Margaret Humphreys (Emily Watson) is an already busy social worker with a huge case load to deal with so when a middle aged woman who has travelled to Britain from Australia contacts her in search of her birth parents it is another case which she doesn't really have the time to deal with. But something intrigues Margaret and her husband Merv (Richard Dillane) about what the woman tells them as she says she was just one of thousands of children who years earlier had been removed from their families and shipped abroad under the promise of a better life where the sun would always shine and they could pick oranges for breakfast. As Margaret starts to look into what the woman said she is shocked and disgusted to learn of the organised deportation by the British Government of children who were orphans, from low paid families or single mums back as late as the 60s, sent to live abroad with a promise of a better life only to end up as child labour. Having headed to Australia to meet some of these now adults she tries to help them find their families back in the UK but finds her investigations frequently blocked by those who would prefer to keep the skeleton in the closet.

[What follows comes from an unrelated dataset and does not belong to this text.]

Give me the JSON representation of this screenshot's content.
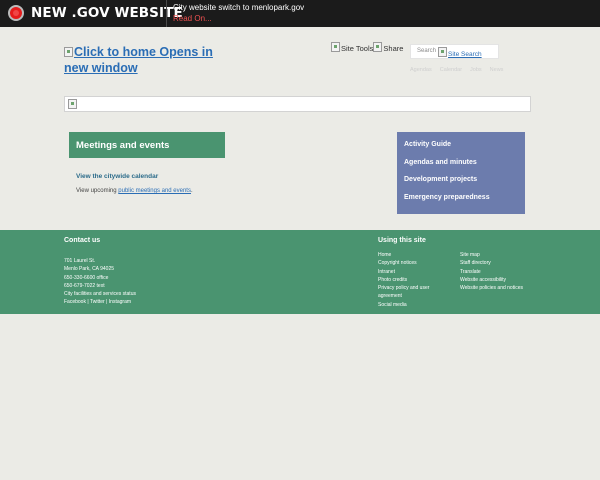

Every country has skeletons in the closets, things they did which they would rather forget and for Britain one of those skeletons was the horrifying truth that there was the organised deportation of children from various "lesser" backgrounds to other countries, fuelled by promises but facing a very different reality. That practice of removing children from families be it single mums or those on low pay is enough to make you feel angry before you even learn of what faced these children when they reached their destinations, many forced to labour rather than being adopted. Whilst the British Government did apologise for these sins of the past it still is upsetting to know that this once went on.

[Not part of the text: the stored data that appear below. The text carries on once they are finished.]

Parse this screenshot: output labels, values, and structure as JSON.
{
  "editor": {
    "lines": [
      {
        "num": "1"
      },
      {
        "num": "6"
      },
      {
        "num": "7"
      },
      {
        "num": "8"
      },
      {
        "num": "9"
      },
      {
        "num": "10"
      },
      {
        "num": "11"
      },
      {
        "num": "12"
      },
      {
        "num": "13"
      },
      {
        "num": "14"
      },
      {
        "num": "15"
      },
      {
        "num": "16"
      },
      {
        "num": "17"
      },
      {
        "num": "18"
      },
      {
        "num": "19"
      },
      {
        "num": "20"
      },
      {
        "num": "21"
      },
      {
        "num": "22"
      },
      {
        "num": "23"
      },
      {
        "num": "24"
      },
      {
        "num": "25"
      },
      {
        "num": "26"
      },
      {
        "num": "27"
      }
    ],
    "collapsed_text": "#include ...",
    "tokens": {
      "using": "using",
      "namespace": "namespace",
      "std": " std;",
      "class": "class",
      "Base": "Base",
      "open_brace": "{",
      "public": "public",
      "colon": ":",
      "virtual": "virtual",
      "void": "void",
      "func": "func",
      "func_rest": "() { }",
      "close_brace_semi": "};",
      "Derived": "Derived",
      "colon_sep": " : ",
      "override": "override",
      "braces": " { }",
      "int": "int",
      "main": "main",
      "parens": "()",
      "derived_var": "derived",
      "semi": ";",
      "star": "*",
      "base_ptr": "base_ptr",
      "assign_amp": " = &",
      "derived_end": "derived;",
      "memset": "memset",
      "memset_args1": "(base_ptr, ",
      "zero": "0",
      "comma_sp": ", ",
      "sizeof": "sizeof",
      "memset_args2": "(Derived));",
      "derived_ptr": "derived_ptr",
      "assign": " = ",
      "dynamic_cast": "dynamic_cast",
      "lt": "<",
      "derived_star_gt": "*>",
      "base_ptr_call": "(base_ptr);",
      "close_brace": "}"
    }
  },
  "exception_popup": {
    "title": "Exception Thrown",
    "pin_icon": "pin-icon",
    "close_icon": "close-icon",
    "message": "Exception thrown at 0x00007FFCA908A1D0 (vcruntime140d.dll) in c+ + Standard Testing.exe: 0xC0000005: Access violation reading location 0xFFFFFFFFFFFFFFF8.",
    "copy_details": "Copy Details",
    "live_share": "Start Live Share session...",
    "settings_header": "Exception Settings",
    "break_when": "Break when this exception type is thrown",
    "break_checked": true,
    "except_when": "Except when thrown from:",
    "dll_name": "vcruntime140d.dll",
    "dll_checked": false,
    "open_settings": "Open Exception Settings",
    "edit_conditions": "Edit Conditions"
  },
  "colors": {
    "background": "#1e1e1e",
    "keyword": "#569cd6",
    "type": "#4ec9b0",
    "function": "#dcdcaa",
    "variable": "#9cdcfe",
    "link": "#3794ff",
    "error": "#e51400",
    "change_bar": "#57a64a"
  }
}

Now what we get in "Oranges and Sunshine" is a quiet little drama which focuses on social worker Margaret trying to get to the bottom of what happened and unite those who were removed from their families. I say quiet because the subject matter is emotive yet the emotion of it is thankfully underplayed and kept in check, stopping it from feeling just an angry movie which aims to manipulate the audience's emotions. But it still manages to make the audience feel anger especially as we encounter the wall of silence which Margaret came up against as she tries to uncover the records of these forced deportations but is blocked from those who want to keep this unsavoury episode in Britain's history hidden in the closet.
Now "Oranges and Sunshine" does not need a great deal more explanation than that as we watch Margaret uncover the truth and try to unite families torn apart. But I do have to mention Emily Watson who in every movie she appears in manages to get the right tone and she does so once again here as the busy but kind social worker Margaret. It is a perfectly restrained performance as we understand her shock and her anger of what she discovers with out the need to force it. But she also gets the right level of sympathy making her kind but not weak, just believably understanding.
What this all boils down to is that "Oranges and Sunshine" is captivating thanks to the emotive power of the true story but also through the effective, non sensational way director Jim Loach handles it. It also features another pitch perfect performance from Emily Watson who leads us through the drama almost as a vehicle for telling the story rather than being the star of it.